Bana is so devilishly funny that even at the film's darkest moments I'm compelled to look. His reactions are so unpredictable, unexpected, and quick, his ideas so harebrained and childlike, that it all somehow hilariously makes sense. When told someone has put a price on his head of a couple thousand dollars, Bana replies without missing a beat, "Is that it?" Later on, after shooting an adversary in the gut, he immediately proceeds to drive him to the hospital, which he then denies having done. Chopper relishes the fame his criminal exploits bring but instantly feels remorse and shame over the acts. He's the most fragile tough guy ever.

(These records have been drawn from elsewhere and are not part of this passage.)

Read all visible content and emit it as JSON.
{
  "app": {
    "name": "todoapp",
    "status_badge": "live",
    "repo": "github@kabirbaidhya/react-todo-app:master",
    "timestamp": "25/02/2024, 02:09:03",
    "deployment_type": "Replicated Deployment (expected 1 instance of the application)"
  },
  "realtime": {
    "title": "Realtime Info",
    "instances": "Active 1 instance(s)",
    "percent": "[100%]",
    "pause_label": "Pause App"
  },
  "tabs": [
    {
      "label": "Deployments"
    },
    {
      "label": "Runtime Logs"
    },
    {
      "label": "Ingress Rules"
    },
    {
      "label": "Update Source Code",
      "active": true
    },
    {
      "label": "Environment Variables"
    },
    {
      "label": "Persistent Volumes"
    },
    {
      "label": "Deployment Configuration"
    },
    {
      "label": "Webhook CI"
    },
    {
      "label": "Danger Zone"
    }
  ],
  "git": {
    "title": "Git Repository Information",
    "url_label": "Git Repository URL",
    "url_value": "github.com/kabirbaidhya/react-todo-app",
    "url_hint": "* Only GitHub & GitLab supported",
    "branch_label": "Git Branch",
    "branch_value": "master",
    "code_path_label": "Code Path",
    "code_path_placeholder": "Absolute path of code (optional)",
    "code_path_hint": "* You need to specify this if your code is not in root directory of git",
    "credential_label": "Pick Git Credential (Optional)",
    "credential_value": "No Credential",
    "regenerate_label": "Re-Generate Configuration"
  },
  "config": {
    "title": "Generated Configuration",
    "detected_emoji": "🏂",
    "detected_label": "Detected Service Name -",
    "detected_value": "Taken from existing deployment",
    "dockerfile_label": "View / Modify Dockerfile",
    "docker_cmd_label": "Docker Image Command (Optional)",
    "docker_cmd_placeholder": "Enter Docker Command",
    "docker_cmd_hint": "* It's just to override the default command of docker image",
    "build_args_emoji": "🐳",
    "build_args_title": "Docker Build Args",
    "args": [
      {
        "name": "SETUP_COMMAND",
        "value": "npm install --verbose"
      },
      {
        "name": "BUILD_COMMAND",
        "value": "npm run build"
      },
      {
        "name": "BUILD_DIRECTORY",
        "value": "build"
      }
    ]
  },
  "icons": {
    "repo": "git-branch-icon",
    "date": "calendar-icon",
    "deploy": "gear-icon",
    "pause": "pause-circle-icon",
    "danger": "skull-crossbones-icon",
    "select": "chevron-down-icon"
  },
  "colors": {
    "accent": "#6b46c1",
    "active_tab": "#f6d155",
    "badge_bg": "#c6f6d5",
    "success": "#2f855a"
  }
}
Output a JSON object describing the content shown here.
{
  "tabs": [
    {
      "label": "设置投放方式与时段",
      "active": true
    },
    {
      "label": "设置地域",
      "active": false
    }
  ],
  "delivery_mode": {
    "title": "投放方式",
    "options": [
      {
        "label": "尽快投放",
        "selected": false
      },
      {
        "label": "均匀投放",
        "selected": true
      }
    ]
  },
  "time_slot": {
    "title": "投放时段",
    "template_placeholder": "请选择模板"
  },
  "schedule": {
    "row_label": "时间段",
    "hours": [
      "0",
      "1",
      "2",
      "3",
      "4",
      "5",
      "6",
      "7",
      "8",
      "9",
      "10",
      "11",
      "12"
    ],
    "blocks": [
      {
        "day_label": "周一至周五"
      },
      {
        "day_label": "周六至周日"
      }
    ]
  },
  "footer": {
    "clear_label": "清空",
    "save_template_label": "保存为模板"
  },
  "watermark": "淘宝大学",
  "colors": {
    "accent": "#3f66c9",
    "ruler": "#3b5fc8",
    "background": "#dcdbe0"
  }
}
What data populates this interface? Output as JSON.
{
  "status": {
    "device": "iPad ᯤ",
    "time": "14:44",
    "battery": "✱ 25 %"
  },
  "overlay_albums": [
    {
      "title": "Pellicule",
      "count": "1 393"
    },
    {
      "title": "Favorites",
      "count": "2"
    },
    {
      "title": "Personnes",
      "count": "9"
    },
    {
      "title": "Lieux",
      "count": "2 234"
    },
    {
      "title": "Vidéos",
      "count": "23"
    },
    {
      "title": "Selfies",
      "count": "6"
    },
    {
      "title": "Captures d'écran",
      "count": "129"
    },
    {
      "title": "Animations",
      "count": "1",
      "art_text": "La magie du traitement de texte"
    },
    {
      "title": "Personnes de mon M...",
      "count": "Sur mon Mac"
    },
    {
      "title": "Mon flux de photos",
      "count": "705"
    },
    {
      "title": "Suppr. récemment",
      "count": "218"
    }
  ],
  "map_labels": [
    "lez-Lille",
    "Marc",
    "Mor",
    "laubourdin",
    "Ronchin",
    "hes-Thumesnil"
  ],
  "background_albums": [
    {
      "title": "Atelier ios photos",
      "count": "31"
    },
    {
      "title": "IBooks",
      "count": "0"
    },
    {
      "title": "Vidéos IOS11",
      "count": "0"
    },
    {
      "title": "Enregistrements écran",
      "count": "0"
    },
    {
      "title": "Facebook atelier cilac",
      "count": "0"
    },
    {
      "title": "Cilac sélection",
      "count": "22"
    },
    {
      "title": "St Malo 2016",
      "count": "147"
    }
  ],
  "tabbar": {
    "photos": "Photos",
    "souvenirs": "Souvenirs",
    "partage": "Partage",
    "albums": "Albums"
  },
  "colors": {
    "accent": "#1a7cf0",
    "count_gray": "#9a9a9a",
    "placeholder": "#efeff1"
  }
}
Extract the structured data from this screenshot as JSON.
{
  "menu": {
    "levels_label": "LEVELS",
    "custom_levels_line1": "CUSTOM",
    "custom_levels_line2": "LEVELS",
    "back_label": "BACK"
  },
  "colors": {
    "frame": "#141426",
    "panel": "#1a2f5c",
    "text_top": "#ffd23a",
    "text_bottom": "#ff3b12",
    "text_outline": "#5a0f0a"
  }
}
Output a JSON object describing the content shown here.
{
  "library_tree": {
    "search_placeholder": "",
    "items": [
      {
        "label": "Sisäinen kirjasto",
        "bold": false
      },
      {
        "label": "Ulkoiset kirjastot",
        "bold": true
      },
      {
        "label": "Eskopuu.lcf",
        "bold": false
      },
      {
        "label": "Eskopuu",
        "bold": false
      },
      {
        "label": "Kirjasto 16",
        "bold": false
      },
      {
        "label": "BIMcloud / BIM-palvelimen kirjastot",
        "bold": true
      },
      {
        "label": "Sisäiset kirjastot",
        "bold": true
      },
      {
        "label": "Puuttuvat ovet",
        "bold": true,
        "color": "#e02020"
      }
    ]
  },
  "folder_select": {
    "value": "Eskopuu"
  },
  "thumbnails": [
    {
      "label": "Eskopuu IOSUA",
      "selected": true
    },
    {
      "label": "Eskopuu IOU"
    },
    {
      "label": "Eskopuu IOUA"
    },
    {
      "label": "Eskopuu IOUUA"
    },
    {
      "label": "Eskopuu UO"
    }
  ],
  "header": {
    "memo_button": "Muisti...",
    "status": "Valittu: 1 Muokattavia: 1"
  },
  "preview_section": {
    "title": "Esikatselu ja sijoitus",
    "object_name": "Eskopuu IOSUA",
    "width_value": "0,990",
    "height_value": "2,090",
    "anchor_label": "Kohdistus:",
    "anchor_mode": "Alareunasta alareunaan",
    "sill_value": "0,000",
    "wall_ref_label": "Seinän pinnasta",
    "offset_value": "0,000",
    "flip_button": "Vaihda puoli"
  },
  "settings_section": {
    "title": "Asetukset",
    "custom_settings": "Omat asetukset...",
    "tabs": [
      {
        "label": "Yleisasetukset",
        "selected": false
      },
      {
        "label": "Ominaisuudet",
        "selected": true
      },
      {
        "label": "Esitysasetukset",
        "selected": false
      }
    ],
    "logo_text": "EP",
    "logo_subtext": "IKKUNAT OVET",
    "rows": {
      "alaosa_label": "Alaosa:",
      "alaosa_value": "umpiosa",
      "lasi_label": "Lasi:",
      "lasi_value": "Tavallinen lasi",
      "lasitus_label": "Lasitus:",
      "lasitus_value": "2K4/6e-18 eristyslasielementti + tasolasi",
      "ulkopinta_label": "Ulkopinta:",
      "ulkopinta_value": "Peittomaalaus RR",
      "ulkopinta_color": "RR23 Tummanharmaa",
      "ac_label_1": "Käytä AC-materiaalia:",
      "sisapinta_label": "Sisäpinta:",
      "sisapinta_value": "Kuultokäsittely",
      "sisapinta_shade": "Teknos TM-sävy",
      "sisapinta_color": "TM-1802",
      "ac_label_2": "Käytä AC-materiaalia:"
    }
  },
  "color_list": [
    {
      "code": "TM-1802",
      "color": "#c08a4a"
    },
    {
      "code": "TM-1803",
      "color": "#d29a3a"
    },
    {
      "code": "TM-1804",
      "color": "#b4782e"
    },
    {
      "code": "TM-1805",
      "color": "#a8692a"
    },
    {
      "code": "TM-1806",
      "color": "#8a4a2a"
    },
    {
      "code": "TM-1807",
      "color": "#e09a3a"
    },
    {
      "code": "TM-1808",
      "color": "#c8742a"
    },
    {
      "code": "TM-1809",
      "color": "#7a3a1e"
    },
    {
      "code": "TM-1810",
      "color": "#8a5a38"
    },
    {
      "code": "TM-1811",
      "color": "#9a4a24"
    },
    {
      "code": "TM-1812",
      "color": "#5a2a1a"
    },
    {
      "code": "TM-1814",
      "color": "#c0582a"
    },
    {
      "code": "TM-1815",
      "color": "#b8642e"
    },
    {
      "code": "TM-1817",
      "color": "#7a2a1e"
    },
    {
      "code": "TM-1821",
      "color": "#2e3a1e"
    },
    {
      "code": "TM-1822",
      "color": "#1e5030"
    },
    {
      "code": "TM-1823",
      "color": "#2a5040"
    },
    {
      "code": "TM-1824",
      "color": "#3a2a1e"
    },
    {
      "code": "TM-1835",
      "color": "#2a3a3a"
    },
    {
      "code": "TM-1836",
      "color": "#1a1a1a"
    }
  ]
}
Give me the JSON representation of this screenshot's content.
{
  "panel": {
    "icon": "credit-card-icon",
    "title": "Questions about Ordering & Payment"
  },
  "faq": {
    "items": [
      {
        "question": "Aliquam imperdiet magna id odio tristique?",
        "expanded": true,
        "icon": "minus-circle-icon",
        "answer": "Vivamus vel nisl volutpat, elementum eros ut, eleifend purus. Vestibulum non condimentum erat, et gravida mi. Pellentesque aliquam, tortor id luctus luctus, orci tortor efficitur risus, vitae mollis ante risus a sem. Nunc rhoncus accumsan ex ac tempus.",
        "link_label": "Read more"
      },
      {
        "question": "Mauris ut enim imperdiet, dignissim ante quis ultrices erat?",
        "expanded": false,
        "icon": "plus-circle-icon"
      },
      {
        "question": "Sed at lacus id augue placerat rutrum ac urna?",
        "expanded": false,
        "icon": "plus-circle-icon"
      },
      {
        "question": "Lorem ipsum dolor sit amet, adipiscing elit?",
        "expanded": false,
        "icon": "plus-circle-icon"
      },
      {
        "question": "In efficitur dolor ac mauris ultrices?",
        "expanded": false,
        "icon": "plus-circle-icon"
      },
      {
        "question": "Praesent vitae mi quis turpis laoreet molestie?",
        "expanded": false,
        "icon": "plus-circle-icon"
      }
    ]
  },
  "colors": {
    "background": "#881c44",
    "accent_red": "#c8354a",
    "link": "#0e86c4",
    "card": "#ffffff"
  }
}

What makes the character unique is that he has no openly stated objective throughout the film. He lives on the open seas of the criminal underworld. There is no grand plan. No big heist, no true love to pursue to the ends of the earth. Instead, there's only an invisible backstory of loss and isolation. With each progressively violent and outlandish act, Bana hints that Chopper seeks to redress his past by gaining attention and respect, in lieu of real companionship. Ultimately, Bana's singular performance reveals that a jail cell is not Chopper's obstacle in finding real companionship but his own inescapable, compulsive rage.

Back on the children's show, perhaps a little jumpier during my scene in which I have to explain how protons behave like bees, I have to breathe deeply to contain the manic energy I now seem to want to add to all my lines. One of my castmates inquires if I'm "on anything."
"Pssst," I say, flashing him the DVD case. "Check this out."

Yani Gellman is starring on the CW's "90210" and ABC Family's "Pretty Little Liars." Other TV credits include "The Young and the Restless," "The Matthew Shepard Story," "Boss of Bosses," and "Children of My Heart." His film credits include "The Lizzie McGuire Movie," "Urban Legends: Final Cut," and "Jason X."